Biography
- Discipline: literature
- Language: English

Publication details
- History: 1978–present
- Publisher: University of Hawaii Press (USA)
- Frequency: quarterly

Standard abbreviations
- ISO 4: Biography

Indexing
- ISSN: 0162-4962 (print) 1529-1456 (web)

Links
- Journal homepage;

= Biography (journal) =

Quarterly academic journal founded in 1978

Biography: An Interdisciplinary Quarterly is an international, academic journal that provides a forum for biographical scholarship. Its articles explore the theoretical, generic, historical, and cultural dimensions of life-writing; and the integration of literature, history, the arts, and the social sciences as they relate to biography. It also offers reviews, concise excerpts of reviews published elsewhere, an annual bibliography of works about biography, and listings of upcoming events, calls for papers, and news from the field.
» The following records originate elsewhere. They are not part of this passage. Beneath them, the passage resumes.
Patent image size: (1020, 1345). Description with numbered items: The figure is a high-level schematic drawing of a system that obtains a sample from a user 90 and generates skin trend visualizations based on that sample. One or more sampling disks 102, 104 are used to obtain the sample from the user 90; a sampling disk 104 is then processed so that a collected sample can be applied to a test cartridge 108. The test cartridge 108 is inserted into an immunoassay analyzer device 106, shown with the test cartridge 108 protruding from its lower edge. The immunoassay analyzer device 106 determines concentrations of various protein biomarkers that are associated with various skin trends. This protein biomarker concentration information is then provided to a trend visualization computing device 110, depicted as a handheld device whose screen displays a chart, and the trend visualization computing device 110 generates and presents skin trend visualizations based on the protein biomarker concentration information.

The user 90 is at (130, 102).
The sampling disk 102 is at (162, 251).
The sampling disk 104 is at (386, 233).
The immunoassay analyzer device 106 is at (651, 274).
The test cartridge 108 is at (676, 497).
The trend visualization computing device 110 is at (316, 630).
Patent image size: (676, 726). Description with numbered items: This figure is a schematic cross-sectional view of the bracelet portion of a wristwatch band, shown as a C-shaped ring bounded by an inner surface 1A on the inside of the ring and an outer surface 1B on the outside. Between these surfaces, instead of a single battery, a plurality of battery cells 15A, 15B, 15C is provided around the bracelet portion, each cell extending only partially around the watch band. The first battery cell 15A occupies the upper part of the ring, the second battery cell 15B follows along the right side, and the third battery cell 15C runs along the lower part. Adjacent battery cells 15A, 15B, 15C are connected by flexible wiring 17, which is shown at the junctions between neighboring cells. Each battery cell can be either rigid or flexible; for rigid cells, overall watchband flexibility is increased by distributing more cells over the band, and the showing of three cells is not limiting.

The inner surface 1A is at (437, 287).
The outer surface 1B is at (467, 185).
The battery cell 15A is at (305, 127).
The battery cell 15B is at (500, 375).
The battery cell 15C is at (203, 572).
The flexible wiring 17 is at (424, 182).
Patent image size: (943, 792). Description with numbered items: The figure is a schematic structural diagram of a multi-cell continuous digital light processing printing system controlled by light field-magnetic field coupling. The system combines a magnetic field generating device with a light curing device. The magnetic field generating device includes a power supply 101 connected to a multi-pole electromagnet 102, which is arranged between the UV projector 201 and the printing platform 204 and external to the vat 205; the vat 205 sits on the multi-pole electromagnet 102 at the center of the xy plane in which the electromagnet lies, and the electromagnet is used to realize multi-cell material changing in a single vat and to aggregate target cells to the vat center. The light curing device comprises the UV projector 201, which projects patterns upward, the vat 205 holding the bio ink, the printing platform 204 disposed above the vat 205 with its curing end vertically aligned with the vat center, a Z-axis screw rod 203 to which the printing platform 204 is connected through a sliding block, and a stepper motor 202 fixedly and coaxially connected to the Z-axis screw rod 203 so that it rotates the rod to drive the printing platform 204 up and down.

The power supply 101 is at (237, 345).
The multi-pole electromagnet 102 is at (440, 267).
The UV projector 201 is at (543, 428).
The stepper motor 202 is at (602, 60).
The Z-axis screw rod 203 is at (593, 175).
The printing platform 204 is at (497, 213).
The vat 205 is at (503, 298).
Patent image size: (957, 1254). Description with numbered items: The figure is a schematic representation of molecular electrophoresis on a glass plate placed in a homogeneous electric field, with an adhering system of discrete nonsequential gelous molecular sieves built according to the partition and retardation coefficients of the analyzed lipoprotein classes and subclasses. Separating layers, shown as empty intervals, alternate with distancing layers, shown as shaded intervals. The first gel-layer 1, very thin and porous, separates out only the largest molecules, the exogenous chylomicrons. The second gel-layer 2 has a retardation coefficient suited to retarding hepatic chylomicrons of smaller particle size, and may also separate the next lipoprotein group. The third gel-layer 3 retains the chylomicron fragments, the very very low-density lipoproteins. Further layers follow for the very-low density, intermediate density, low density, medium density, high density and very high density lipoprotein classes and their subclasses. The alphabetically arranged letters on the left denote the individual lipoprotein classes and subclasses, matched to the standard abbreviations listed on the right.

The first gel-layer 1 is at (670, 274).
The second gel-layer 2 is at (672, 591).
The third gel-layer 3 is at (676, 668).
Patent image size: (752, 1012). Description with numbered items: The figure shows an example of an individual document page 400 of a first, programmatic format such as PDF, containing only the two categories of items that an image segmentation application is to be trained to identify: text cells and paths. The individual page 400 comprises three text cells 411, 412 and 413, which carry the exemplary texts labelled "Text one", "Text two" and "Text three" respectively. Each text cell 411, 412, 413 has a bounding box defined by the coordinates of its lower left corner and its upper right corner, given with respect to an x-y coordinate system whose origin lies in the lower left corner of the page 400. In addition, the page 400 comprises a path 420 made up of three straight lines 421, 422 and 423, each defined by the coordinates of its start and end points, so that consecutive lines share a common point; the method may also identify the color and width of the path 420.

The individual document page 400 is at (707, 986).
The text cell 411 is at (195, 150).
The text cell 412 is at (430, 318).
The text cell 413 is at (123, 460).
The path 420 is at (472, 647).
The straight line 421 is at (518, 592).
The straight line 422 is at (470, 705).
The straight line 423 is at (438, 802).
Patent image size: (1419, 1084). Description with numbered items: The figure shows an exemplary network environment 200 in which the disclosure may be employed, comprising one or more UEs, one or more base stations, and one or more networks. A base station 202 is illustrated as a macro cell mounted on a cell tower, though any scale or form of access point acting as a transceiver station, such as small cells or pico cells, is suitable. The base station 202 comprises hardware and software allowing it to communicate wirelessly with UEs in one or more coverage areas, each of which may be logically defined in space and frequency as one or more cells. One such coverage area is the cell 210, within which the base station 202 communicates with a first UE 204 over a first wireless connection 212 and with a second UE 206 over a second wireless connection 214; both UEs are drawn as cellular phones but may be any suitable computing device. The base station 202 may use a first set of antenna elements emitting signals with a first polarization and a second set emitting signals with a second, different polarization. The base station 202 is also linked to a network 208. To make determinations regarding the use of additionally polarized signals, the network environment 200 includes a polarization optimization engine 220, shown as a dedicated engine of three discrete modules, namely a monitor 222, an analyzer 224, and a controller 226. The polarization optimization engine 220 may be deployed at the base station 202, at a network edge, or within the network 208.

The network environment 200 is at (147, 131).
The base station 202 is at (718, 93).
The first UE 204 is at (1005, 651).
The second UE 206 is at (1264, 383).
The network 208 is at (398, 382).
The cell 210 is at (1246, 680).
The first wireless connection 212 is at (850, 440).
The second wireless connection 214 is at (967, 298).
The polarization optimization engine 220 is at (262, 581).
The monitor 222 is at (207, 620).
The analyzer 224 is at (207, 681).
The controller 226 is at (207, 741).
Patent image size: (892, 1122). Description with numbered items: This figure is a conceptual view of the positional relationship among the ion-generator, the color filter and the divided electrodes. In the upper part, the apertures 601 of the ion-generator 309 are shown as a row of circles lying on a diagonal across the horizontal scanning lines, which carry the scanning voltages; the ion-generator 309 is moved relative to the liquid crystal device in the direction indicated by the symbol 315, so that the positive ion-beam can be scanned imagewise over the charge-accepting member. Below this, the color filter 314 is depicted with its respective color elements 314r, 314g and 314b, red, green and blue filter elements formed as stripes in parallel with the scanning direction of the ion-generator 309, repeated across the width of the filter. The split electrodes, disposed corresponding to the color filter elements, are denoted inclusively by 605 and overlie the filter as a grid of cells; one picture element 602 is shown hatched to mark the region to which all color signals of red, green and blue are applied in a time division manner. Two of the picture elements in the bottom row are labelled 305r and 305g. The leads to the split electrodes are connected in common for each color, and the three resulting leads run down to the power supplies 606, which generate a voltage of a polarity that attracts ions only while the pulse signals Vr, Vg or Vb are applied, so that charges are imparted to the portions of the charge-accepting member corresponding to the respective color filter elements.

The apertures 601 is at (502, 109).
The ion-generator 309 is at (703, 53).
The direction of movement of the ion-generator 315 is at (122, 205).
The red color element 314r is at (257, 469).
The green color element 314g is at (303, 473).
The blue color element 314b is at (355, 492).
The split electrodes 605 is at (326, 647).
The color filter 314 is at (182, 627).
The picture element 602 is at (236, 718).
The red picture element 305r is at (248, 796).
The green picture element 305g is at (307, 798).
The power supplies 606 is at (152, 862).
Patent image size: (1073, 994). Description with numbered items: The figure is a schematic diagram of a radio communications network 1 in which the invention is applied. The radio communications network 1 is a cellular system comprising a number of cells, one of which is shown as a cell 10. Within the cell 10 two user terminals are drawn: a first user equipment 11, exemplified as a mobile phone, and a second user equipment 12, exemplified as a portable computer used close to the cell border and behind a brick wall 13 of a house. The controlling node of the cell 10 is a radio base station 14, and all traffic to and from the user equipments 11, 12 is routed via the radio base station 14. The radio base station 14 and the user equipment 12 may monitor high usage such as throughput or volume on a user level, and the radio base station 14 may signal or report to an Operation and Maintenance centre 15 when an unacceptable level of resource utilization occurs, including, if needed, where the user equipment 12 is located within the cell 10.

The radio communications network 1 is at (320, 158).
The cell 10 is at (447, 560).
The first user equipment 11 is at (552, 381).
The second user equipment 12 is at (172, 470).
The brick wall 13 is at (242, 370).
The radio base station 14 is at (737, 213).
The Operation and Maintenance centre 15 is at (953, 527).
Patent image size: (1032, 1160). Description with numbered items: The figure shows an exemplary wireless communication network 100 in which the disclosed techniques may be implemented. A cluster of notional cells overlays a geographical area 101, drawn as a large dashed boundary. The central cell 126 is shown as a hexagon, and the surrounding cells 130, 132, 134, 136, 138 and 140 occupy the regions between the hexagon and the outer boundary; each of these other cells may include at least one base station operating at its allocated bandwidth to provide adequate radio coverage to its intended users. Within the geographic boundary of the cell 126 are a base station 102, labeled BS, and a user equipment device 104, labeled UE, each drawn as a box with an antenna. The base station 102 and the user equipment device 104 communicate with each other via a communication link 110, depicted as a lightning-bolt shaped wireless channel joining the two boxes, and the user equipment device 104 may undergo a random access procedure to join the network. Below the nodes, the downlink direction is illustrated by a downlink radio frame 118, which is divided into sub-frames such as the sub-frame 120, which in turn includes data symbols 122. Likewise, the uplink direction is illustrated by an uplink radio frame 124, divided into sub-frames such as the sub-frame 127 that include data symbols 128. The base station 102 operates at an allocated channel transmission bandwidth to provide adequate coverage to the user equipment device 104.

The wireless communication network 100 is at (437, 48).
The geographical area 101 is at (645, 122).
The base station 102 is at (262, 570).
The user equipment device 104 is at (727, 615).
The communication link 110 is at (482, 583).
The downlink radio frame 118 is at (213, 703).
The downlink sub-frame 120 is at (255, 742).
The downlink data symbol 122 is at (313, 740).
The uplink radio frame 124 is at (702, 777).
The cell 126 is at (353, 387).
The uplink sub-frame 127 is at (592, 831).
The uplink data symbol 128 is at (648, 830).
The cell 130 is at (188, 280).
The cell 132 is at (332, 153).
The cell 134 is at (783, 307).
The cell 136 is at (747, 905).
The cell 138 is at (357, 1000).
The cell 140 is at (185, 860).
The journal was founded in 1978 by George Simson, a professor of literature at the University of Hawaii. Simson also founded the nonprofit Biographical Research Center (BRC) and the university's Center for Biographical Research (CBR).
The journal is owned by the BRC and published by the University of Hawaii Press. For several years Professor Donald James Winslow of the University of Boston was the magazine's bibliographer. In 1994, the editorship passed to Craig Howes at the University of Hawaii, who gradually expanded the content and instigated a redesign in 1999. The journal's first electronic edition appeared in 2000 on Project MUSE.

Biography appears quarterly, in Winter, Spring, Summer, and Fall issues. From volume 22 (1999), the first issue of each year has contained a collection of articles on a particular theme, the first one serving as a Festschrift for George Simson. The final issue of each year contains an annual bibliography of works on life-writing.